Dans tous les cas, le futur étudiant sera bien avisé de « sonder » l'école. Questions de base : « Quelles entreprises ont intégré vos étudiants ? A quel niveau de fonctions ? » Il peut également consulter des « anciens », via les annuaires de l'école ou les forums sur Internet. Histoire d'apprécier si cette école en vaut la peine... et le prix.

« Les élèves viennent chez nous parce qu'on assure un encadrement personnalisé, avec du tutorat, des sessions de soutien », explique Pierre Duffo, directeur des études de l'ESAIP (Institut Fénelon), école d'ingénieurs à Grasse. Outre ce cocon pédagogique, les séjours inclus dans des universités européennes constituent son produit d'appel. A condition de pouvoir assumer les frais de séjour inhérents.

« Pas si onéreux ! »

Cursus personnalisé, ouverture internationale... et insertion professionnelle. Tels sont les arguments avancés par le CERAM, grande école de commerce à Sophia Antipolis dépendant de la CCI. « Les entreprises interviennent à tous niveaux : stratégie, programmes, stages, etc », explique sa directrice, Alice Guilhon.

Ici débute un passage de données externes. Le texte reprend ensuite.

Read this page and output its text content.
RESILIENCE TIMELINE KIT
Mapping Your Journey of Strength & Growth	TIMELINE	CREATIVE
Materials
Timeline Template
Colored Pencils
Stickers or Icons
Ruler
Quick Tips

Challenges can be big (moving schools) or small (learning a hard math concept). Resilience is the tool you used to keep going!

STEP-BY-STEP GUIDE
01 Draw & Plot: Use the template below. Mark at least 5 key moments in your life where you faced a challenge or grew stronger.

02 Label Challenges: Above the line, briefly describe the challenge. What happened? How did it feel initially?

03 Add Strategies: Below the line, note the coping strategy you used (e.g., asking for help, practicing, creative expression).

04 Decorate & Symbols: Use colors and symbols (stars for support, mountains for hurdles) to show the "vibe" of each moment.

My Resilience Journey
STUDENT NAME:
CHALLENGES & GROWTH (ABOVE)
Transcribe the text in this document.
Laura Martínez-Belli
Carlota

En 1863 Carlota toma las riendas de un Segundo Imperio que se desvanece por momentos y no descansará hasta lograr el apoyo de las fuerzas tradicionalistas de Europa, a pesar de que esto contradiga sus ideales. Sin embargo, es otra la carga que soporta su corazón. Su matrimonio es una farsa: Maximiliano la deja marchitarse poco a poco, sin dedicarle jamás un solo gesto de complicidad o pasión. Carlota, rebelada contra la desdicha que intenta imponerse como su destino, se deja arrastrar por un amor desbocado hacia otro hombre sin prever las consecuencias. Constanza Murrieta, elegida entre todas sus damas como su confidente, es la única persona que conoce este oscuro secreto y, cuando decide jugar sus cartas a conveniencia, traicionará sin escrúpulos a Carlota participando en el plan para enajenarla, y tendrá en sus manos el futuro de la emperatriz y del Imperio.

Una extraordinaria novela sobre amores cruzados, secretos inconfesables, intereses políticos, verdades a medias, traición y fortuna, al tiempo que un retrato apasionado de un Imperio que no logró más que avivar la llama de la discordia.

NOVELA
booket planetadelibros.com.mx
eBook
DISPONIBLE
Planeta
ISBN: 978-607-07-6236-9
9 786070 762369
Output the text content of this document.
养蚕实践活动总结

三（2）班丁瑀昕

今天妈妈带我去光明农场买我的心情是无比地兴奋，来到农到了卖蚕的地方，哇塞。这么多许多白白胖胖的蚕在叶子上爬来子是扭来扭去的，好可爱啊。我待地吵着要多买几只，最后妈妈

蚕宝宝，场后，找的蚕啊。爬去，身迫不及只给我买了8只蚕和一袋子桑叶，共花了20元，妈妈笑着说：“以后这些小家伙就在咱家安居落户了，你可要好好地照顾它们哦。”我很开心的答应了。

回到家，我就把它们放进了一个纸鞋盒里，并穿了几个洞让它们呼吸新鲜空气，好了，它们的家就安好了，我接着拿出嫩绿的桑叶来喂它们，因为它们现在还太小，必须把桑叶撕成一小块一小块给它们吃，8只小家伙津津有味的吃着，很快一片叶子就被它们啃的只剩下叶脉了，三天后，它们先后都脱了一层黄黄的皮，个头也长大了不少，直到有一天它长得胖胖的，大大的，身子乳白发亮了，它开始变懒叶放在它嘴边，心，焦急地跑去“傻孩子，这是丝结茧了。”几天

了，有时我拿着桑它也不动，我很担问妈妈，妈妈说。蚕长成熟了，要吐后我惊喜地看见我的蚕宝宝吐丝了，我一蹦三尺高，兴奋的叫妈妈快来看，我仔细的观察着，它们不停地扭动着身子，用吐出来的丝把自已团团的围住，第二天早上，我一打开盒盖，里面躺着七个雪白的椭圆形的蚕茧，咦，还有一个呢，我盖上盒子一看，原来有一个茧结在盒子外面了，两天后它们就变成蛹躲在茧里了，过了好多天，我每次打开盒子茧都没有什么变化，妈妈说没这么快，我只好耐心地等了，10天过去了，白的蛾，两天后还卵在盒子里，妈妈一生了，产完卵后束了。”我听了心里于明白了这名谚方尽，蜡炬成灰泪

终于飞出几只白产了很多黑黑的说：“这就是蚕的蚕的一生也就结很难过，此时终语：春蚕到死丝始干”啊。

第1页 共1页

Vice-présidente de l'université de Nice Sophia Antipolis, Eliane Kotler estime que les grandes écoles ne sont pas « rivales, mais complémentaires » de la fac. Elle s'insurge en revanche contre les tarifs pratiqués. « Il y a des écoles post-bac hors contrat, BTS ou bac +4, qui ne délivrent pas de diplômes et où les élèves n'ont aucune équivalence à la fac. Les parents ne doivent pas s'imaginer que, parce qu'ils paient, leurs enfants reçoivent une bonne formation... »

Le prix peut être trompeur. Si les droits d'inscription à la fac sont dérisoires, un étudiant y coûte en réalité plus de 7 000 e par an à l'Etat ! Preuve d'une formation de qualité... dont l'issue, hélas, est souvent floue aux yeux des jeunes.